Their appreciation of the musical forefathers belies their years, along with their musicianship and industry-savvy approach, yet for The Strypes, age ain’t no thing when it comes to good ol’ rock’n’roll on their debut LP, Snapshot. ALI HAWKEN reports.
As a young group of lads hailing from Cavan, Ireland, the subject of The Strypes’ relative youthfulness has rarely escaped an interview, yet with half the band’s members having now reached the age of majority, this particular focus seems entirely irrelevant.
You need only look to their influences – the blues of the early Stones or Eddie Cochran, the raw punk of The Sex Pistols or The Undertones – to see that much musical greatness over the decades has come from the youth, for the youth.
“I guess it’s kind of fallen out of fashion for young bands to be getting their name out at our age,” offers drummer Evan Walsh, when asked what he makes of it all.
“Our big point of reference when people say that is you look at the punk rock bands, the majority of them were under 20 when they were making albums. The Undertones or even The Sex Pistols – I think Johnny Rotten was about 17 when they came out. That’s the whole point in that music movements are youth movements as well, so generally it’s about teenagers. Rock’n’roll when it came out in the ’50s, that’s what the whole intention was: it was aimed at teenagers, but as generations have gone on, it’s a more broader age that people are interested in.”
Had their chosen genre been the mainstream-manufactured pop of bands such as those generated by the X-Factor machine, perhaps their age would seem of no relevance to the media. Yet attempting to tackle the heart-wrenching emotiveness of the blues (in its truest sense) is ambitious for a group of teenagers who, lacking the decades of emotional hardship experienced by other blues artists, might be taken as insincere.
“It’s kind of like treating blues music in different ways: you can have the power and intensity of someone like Howlin’ Wolf, he can be really raw and passion and blues howlin’ – we obviously can’t do that for a number of reasons – or you can use the basis of it to create your own thing and your own songs,” Walsh explains.
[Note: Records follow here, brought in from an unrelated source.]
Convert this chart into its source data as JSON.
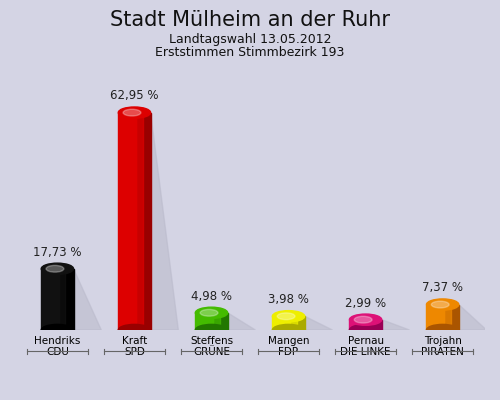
{
  "title": "Stadt Mülheim an der Ruhr",
  "subtitle1": "Landtagswahl 13.05.2012",
  "subtitle2": "Erststimmen Stimmbezirk 193",
  "categories": [
    "Hendriks\nCDU",
    "Kraft\nSPD",
    "Steffens\nGRÜNE",
    "Mangen\nFDP",
    "Pernau\nDIE LINKE",
    "Trojahn\nPIRATEN"
  ],
  "values": [
    17.73,
    62.95,
    4.98,
    3.98,
    2.99,
    7.37
  ],
  "labels": [
    "17,73 %",
    "62,95 %",
    "4,98 %",
    "3,98 %",
    "2,99 %",
    "7,37 %"
  ],
  "bar_colors": [
    "#111111",
    "#dd0000",
    "#44bb00",
    "#eeee00",
    "#dd1177",
    "#ee8800"
  ],
  "bar_dark_colors": [
    "#000000",
    "#990000",
    "#227700",
    "#aaaa00",
    "#990055",
    "#aa5500"
  ],
  "background_color": "#d4d4e4",
  "title_fontsize": 15,
  "subtitle_fontsize": 9,
  "label_fontsize": 8.5,
  "tick_fontsize": 7.5
}
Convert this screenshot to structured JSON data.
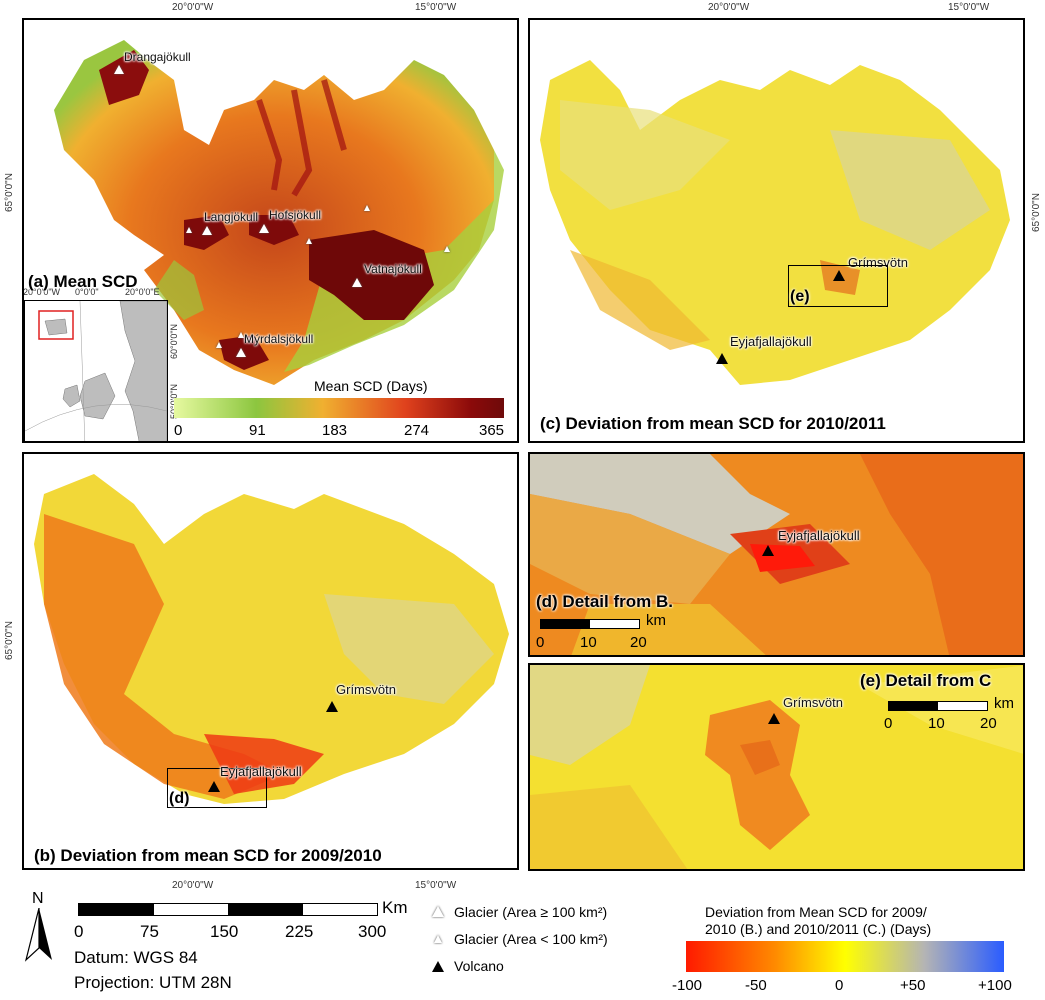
{
  "graticule": {
    "top_lon_left": "20°0'0\"W",
    "top_lon_right": "15°0'0\"W",
    "lat_left": "65°0'0\"N",
    "lat_right": "65°0'0\"N",
    "bottom_lon_left": "20°0'0\"W",
    "bottom_lon_right": "15°0'0\"W"
  },
  "panel_a": {
    "title": "(a) Mean SCD",
    "glaciers": [
      "Drangajökull",
      "Langjökull",
      "Hofsjökull",
      "Vatnajökull",
      "Mýrdalsjökull"
    ],
    "inset": {
      "lon_labels": [
        "20°0'0\"W",
        "0°0'0\"",
        "20°0'0\"E"
      ],
      "lat_label": "50°0'0\"N",
      "lat_label_2": "60°0'0\"N"
    },
    "legend": {
      "title": "Mean SCD (Days)",
      "ticks": [
        "0",
        "91",
        "183",
        "274",
        "365"
      ],
      "colors": [
        "#d3f57a",
        "#8cc63f",
        "#f0a82a",
        "#e0421d",
        "#8b0a0a",
        "#6e0a0a"
      ]
    }
  },
  "panel_b": {
    "title": "(b) Deviation from mean SCD for 2009/2010",
    "volcanoes": [
      "Grímsvötn",
      "Eyjafjallajökull"
    ],
    "box_label": "(d)"
  },
  "panel_c": {
    "title": "(c) Deviation from mean SCD for 2010/2011",
    "volcanoes": [
      "Grímsvötn",
      "Eyjafjallajökull"
    ],
    "box_label": "(e)"
  },
  "panel_d": {
    "title": "(d) Detail from B.",
    "volcano": "Eyjafjallajökull",
    "scale_unit": "km",
    "scale_ticks": [
      "0",
      "10",
      "20"
    ]
  },
  "panel_e": {
    "title": "(e) Detail from C",
    "volcano": "Grímsvötn",
    "scale_unit": "km",
    "scale_ticks": [
      "0",
      "10",
      "20"
    ]
  },
  "footer": {
    "north": "N",
    "scale_unit": "Km",
    "scale_ticks": [
      "0",
      "75",
      "150",
      "225",
      "300"
    ],
    "datum": "Datum: WGS 84",
    "projection": "Projection: UTM 28N",
    "legend_items": [
      {
        "icon": "glacier-large-icon",
        "label": "Glacier (Area ≥ 100 km²)"
      },
      {
        "icon": "glacier-small-icon",
        "label": "Glacier (Area < 100 km²)"
      },
      {
        "icon": "volcano-icon",
        "label": "Volcano"
      }
    ],
    "deviation_legend": {
      "title_line1": "Deviation from Mean SCD for 2009/",
      "title_line2": "2010 (B.) and 2010/2011 (C.) (Days)",
      "ticks": [
        "-100",
        "-50",
        "0",
        "+50",
        "+100"
      ],
      "colors": [
        "#ff1a00",
        "#ff8a00",
        "#ffff00",
        "#b0b0b0",
        "#2a5cff"
      ]
    }
  }
}
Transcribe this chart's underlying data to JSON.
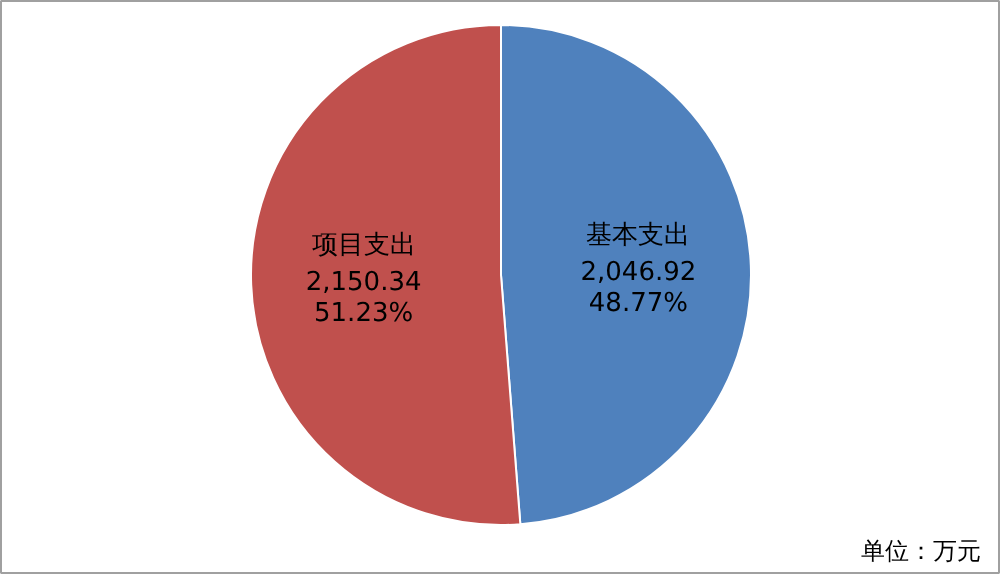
{
  "chart_data": {
    "type": "pie",
    "categories": [
      "基本支出",
      "项目支出"
    ],
    "values": [
      2046.92,
      2150.34
    ],
    "colors": [
      "#4f81bd",
      "#c0504d"
    ],
    "value_labels": [
      "2,046.92\n48.77%",
      "2,150.34\n51.23%"
    ],
    "annotations": [
      "单位：万元"
    ]
  }
}
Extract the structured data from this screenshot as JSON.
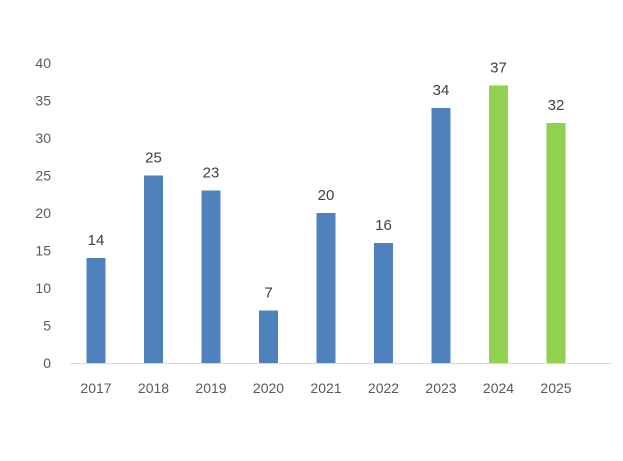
{
  "chart_data": {
    "type": "bar",
    "categories": [
      "2017",
      "2018",
      "2019",
      "2020",
      "2021",
      "2022",
      "2023",
      "2024",
      "2025"
    ],
    "values": [
      14,
      25,
      23,
      7,
      20,
      16,
      34,
      37,
      32
    ],
    "bar_colors": [
      "#4f81bd",
      "#4f81bd",
      "#4f81bd",
      "#4f81bd",
      "#4f81bd",
      "#4f81bd",
      "#4f81bd",
      "#92d050",
      "#92d050"
    ],
    "yticks": [
      0,
      5,
      10,
      15,
      20,
      25,
      30,
      35,
      40
    ],
    "ylim": [
      0,
      40
    ],
    "title": "",
    "xlabel": "",
    "ylabel": "",
    "grid": false,
    "legend": "none",
    "axis_color": "#d9d9d9"
  }
}
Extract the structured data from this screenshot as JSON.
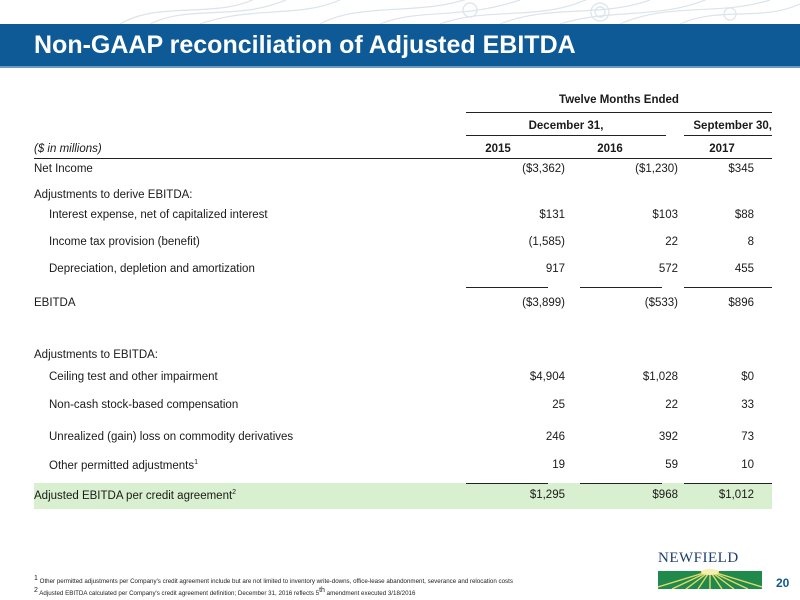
{
  "title": "Non-GAAP reconciliation of Adjusted EBITDA",
  "table": {
    "group_header": "Twelve Months Ended",
    "period_dec": "December 31,",
    "period_sep": "September 30,",
    "units": "($ in millions)",
    "years": [
      "2015",
      "2016",
      "2017"
    ],
    "rows": [
      {
        "label": "Net Income",
        "values": [
          "($3,362)",
          "($1,230)",
          "$345"
        ]
      },
      {
        "label": "Adjustments to derive EBITDA:",
        "values": [
          "",
          "",
          ""
        ]
      },
      {
        "label": "Interest expense, net of capitalized interest",
        "values": [
          "$131",
          "$103",
          "$88"
        ]
      },
      {
        "label": "Income tax provision (benefit)",
        "values": [
          "(1,585)",
          "22",
          "8"
        ]
      },
      {
        "label": "Depreciation, depletion and amortization",
        "values": [
          "917",
          "572",
          "455"
        ]
      },
      {
        "label": "EBITDA",
        "values": [
          "($3,899)",
          "($533)",
          "$896"
        ]
      },
      {
        "label": "Adjustments to EBITDA:",
        "values": [
          "",
          "",
          ""
        ]
      },
      {
        "label": "Ceiling test and other impairment",
        "values": [
          "$4,904",
          "$1,028",
          "$0"
        ]
      },
      {
        "label": "Non-cash stock-based compensation",
        "values": [
          "25",
          "22",
          "33"
        ]
      },
      {
        "label": "Unrealized (gain) loss on commodity derivatives",
        "values": [
          "246",
          "392",
          "73"
        ]
      },
      {
        "label": "Other permitted adjustments",
        "sup": "1",
        "values": [
          "19",
          "59",
          "10"
        ]
      },
      {
        "label": "Adjusted EBITDA per credit agreement",
        "sup": "2",
        "values": [
          "$1,295",
          "$968",
          "$1,012"
        ]
      }
    ]
  },
  "footnotes": {
    "note1_num": "1",
    "note1": "Other permitted adjustments per Company's credit agreement include but are not limited to inventory write-downs, office-lease abandonment, severance and relocation costs",
    "note2_num": "2",
    "note2_pre": "Adjusted EBITDA calculated per Company's credit agreement definition; December 31, 2016 reflects 5",
    "note2_sup": "th",
    "note2_post": " amendment executed 3/18/2016"
  },
  "logo_text": "NEWFIELD",
  "page_number": "20",
  "colors": {
    "title_bar": "#0e5a96",
    "highlight": "#d8f0cf",
    "logo": "#1d3f6e"
  }
}
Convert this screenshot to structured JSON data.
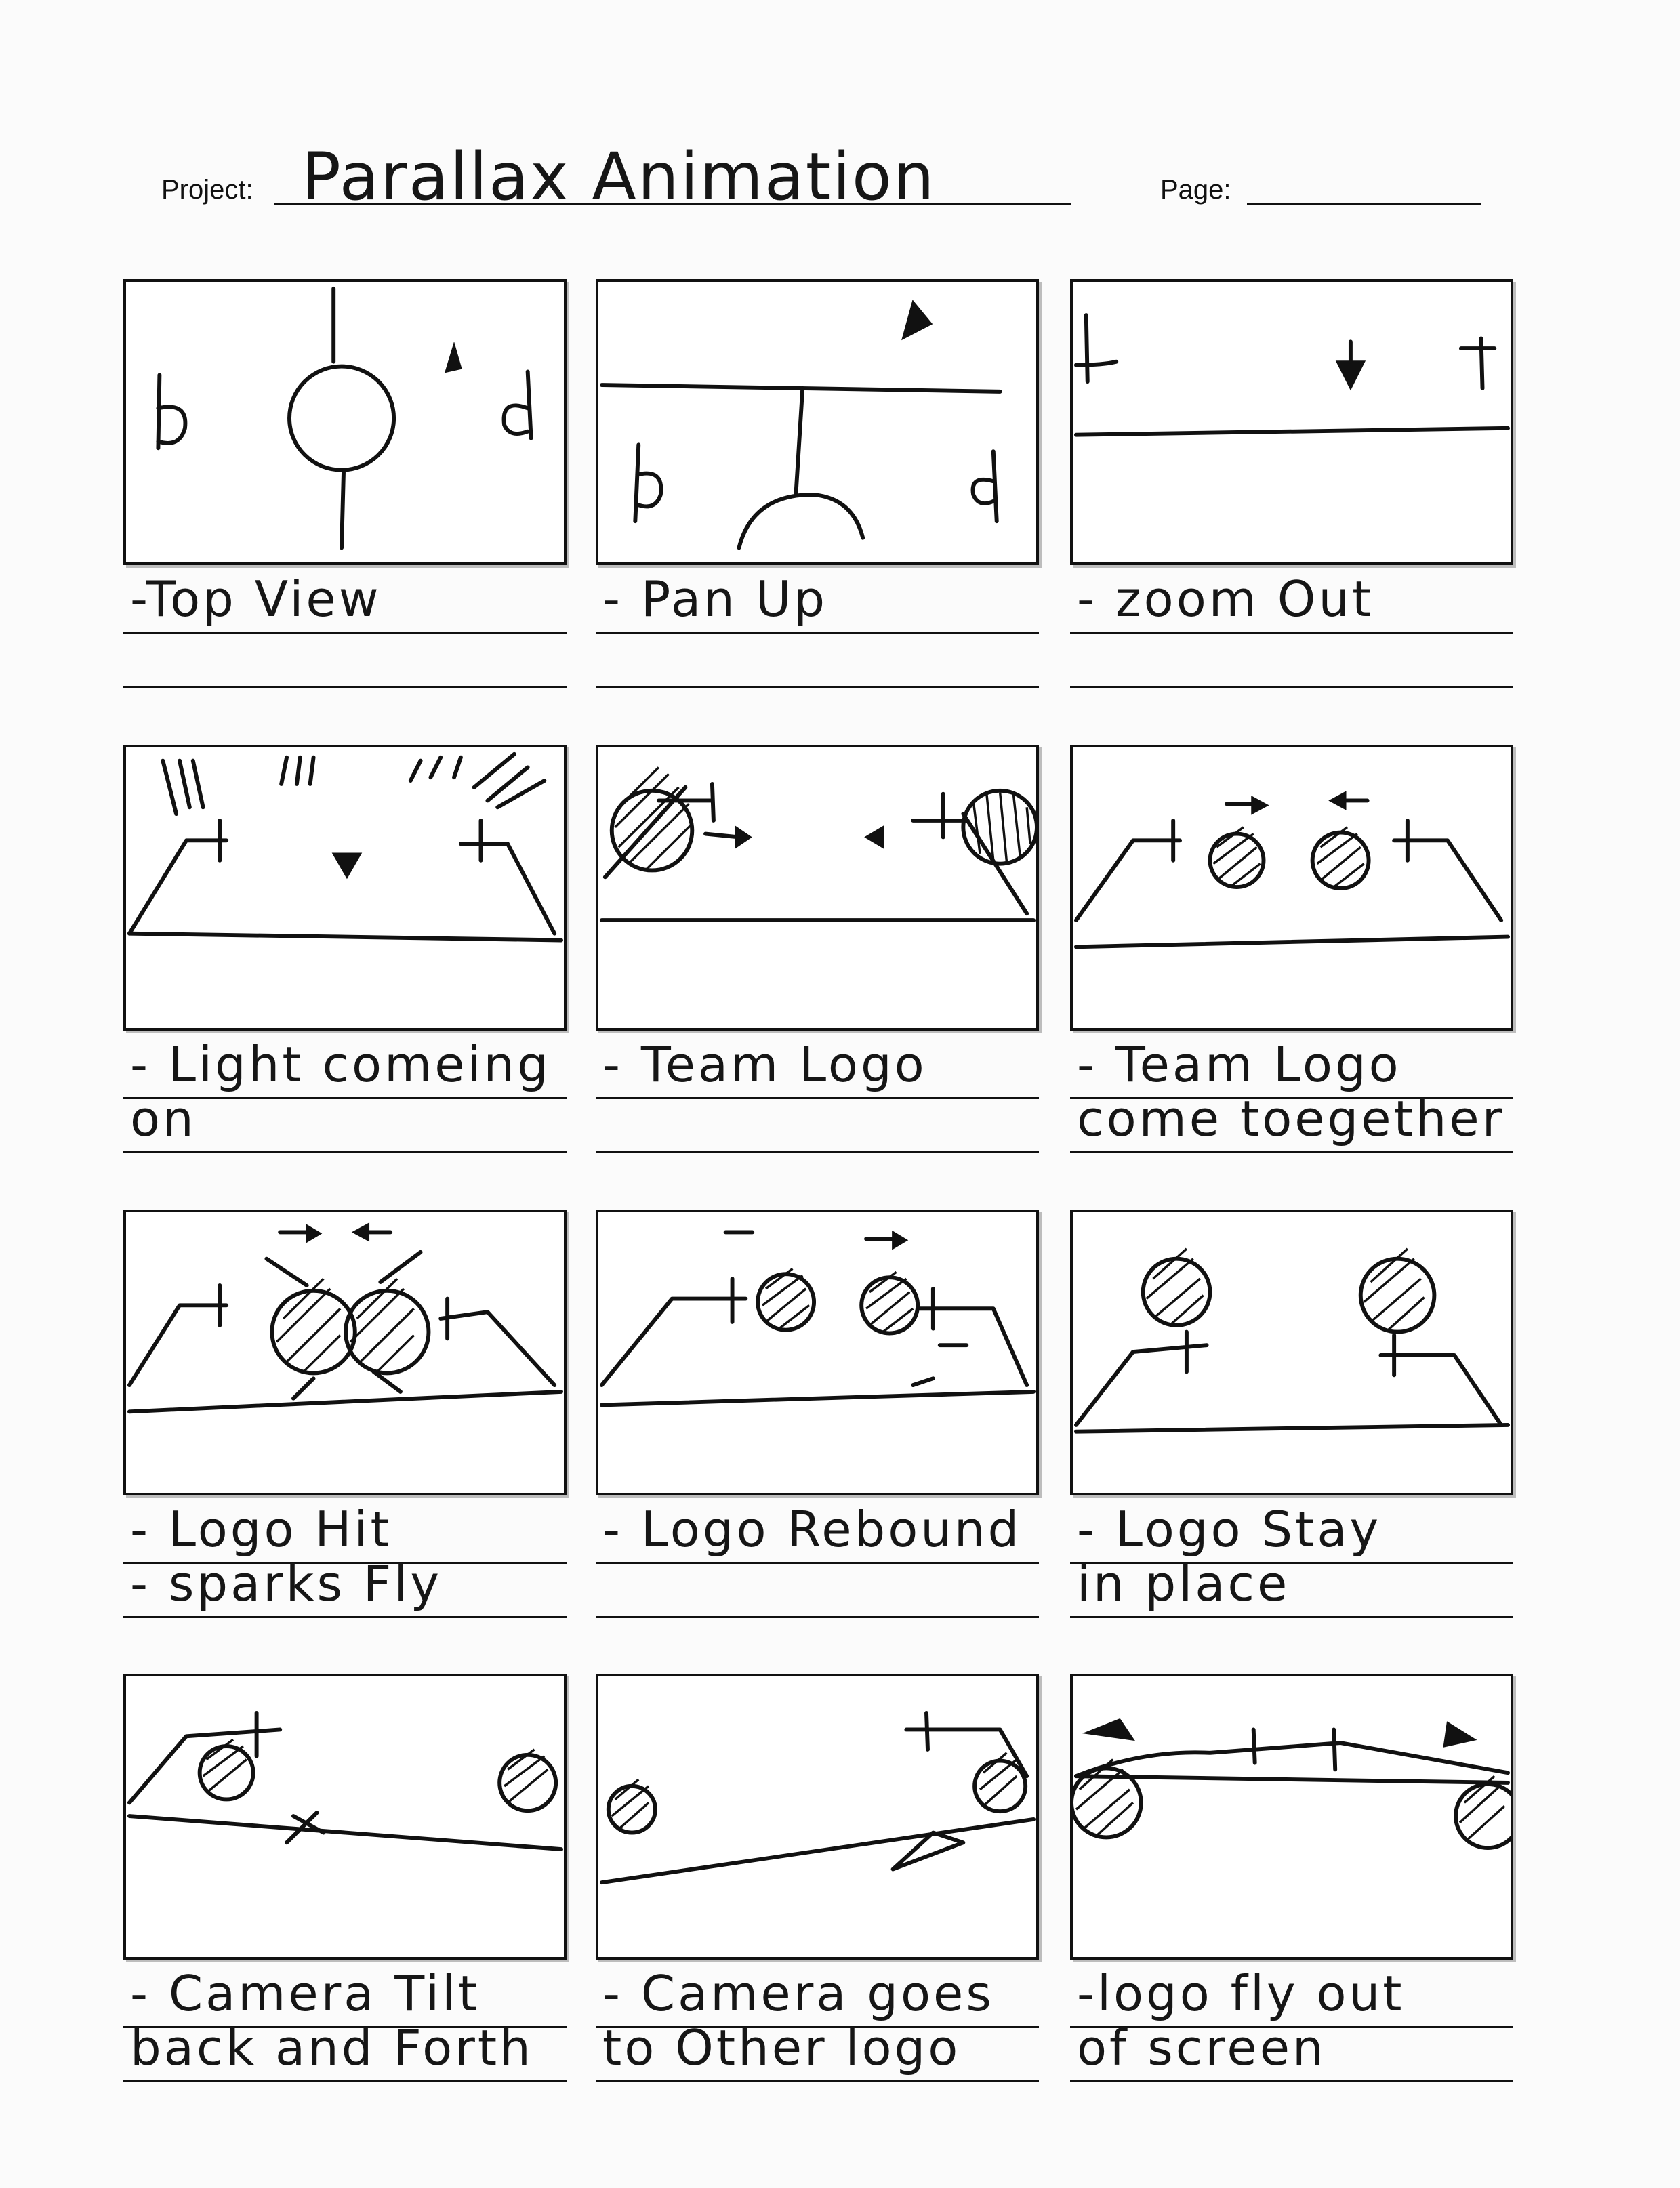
{
  "header": {
    "project_label": "Project:",
    "project_value": "Parallax Animation",
    "page_label": "Page:",
    "page_value": ""
  },
  "panels": [
    {
      "line1": "-Top View",
      "line2": ""
    },
    {
      "line1": "- Pan Up",
      "line2": ""
    },
    {
      "line1": "- zoom Out",
      "line2": ""
    },
    {
      "line1": "- Light comeing",
      "line2": "on"
    },
    {
      "line1": "- Team Logo",
      "line2": ""
    },
    {
      "line1": "- Team Logo",
      "line2": "come toegether"
    },
    {
      "line1": "- Logo Hit",
      "line2": "- sparks Fly"
    },
    {
      "line1": "- Logo Rebound",
      "line2": ""
    },
    {
      "line1": "- Logo Stay",
      "line2": "in place"
    },
    {
      "line1": "- Camera Tilt",
      "line2": "back and Forth"
    },
    {
      "line1": "- Camera goes",
      "line2": "to Other logo"
    },
    {
      "line1": "-logo fly out",
      "line2": "of screen"
    }
  ]
}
“We were influenced by the music that was around us growing up because our parents were big music fans. We got very heavily interested in rhythm and blues, early ’50s rock’n’roll, ’70s punk and new wave, bands like Dr Feelgood, the early Stones’ stuff, The Byrds and The Animals, punk bands like Johnny Thunders and The Undertones, the original blues singers and real rock’n’rollers like Chuck Berry, Bo Diddley and Eddie Cochran.”
The Strypes have always worn their influences from decades gone by on their musical sleeves (even their name is a shout-out to bands like The Byrds and The Beatles), and while they find some of their contemporaries exciting musically, they strive not to be influenced by them.
“While there are people around that we like what they’re doing – Jack White, The Black Keys, Jake Bugg, and The Jim Jones Revue are an English rock’n’roll band that we all quite like,” Walsh offers, “we wouldn’t take a very strong influence from any contemporary bands because that would seem too easy, to say we’re influenced by some of the biggest bands at the minute, you’re not digging too deep, not doing your own thing. You can be similar, musically, in some ways or play the same style, but to find our own unique influence is what we’d be interested in.”